Sekelumit Masalah Aplikasi IKD: Buta Teknologi di Era Digital

Aplikasi Identitas Kependudukan Digital (IKD) mendapat banyak keluhan dari masyarakat. (Foto: PARBOABOA/Atikah Nurul Ummah)

PARBOABOA, Jakarta – Aplikasi Identitas Kependudukan Digital (IKD) yang seharusnya membuat urusan kependudukan jadi lebih gampang, tapi malah bikin ribet.

Di Appstore, rating-nya cuma 3,6 dari 5 berdasarkan 955 penilaian. Sementara di Playstore Android, situasinya semakin buruk dengan rating 2,7.

Banyak yang protes, katanya aplikasi yang telah dipakai oleh 10 juta pengguna ini suka error. Ada juga yang komplain karena harus datang ke Dinas Kependudukan dan Catatan Sipil (Disdukcapil) untuk scan barcode.

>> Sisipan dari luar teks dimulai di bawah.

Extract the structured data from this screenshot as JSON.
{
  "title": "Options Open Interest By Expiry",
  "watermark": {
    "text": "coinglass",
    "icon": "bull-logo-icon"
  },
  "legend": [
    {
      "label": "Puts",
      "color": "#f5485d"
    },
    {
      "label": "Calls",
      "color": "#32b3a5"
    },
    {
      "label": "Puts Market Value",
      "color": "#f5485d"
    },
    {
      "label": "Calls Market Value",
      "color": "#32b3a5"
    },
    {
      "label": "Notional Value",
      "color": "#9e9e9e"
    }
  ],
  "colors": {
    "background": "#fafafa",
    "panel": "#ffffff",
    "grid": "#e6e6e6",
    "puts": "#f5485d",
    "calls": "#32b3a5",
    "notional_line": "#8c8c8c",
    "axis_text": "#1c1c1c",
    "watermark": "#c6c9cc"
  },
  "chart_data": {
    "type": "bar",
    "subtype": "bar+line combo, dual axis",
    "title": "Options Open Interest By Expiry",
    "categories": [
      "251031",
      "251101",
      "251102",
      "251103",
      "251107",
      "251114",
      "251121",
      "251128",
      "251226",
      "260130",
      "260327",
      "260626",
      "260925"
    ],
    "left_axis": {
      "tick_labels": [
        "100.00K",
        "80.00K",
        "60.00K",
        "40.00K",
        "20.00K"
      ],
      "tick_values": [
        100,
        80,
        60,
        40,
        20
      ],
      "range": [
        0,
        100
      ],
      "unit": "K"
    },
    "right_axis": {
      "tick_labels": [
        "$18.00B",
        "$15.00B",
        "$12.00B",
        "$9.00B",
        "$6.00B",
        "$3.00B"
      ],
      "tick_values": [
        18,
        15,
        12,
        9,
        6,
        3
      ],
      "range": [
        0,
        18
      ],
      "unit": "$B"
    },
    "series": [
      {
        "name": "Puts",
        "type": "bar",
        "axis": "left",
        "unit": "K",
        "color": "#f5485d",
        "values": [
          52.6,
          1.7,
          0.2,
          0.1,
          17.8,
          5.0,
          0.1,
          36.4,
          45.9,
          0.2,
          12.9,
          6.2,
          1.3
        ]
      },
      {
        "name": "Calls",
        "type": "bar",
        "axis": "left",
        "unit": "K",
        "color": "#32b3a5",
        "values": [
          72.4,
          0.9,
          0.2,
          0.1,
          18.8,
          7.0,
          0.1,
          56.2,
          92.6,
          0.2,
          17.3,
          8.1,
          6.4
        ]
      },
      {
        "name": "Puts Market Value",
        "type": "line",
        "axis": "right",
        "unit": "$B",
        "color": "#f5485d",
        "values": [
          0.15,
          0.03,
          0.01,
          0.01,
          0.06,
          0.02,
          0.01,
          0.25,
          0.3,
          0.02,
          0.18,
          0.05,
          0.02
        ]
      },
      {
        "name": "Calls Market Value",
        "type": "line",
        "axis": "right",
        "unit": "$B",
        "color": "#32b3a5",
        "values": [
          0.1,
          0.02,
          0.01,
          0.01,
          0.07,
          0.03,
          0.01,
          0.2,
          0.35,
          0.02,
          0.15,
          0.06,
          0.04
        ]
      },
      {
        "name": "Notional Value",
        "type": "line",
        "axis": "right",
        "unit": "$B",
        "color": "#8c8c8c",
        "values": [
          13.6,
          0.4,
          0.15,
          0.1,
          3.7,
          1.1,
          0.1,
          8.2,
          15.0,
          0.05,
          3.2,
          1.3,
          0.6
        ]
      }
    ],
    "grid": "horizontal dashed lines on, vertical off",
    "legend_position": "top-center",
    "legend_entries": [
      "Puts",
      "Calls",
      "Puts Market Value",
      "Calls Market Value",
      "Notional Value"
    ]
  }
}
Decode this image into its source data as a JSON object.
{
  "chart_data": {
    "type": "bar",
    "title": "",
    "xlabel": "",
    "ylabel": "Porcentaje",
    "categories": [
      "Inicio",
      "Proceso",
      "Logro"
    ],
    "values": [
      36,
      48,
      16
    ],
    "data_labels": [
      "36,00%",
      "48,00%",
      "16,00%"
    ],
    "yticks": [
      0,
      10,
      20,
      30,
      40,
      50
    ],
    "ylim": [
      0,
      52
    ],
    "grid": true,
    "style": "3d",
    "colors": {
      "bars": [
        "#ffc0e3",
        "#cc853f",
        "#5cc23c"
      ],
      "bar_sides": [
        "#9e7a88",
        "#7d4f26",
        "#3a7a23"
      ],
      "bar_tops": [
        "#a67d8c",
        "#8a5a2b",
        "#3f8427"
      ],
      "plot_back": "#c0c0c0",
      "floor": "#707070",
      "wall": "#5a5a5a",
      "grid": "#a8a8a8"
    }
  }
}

“Seharusnya pada saat registrasi itu QR-nya otomatis dikirim ke email. Mau digital elite mau QR sulit,” ungkap salah satu pengguna dengan username Nakam2323.

Ada yang bahkan memberikan rating satu dari lima, seperti Annisa Kurniawati. Dia merasa kesal lantaran aplikasi hanya bisa dibuka pakai Wifi.

“Kalo pake paket data pribadi gak bisa, alias memuat terus. Tolong dong, admin diperbaiki ya aplikasinya. Masa harus pakai wifi dulu baru bisa dibuka. Enggak efektif, gak efisien, dan enggak praktis,” tulisnya.

Hari Purnomo juga mengeluh soal loading yang lama. Dia cerita ketika sulitnya melakukan aktivasi di Disdukcapil.

“Buka dokumen kependudukan enggak bisa. Loading terus sampai akhirnya muncul notifikasi terjadi kesalahan, coba lagi. Katanya waktu itu karena faktor jaringan. Tapi dicoba di kantor dan di rumah yang pakai wifi handal tetap tidak bisa buka. Harap ditingkatkan lagi kualitas aplikasinya.”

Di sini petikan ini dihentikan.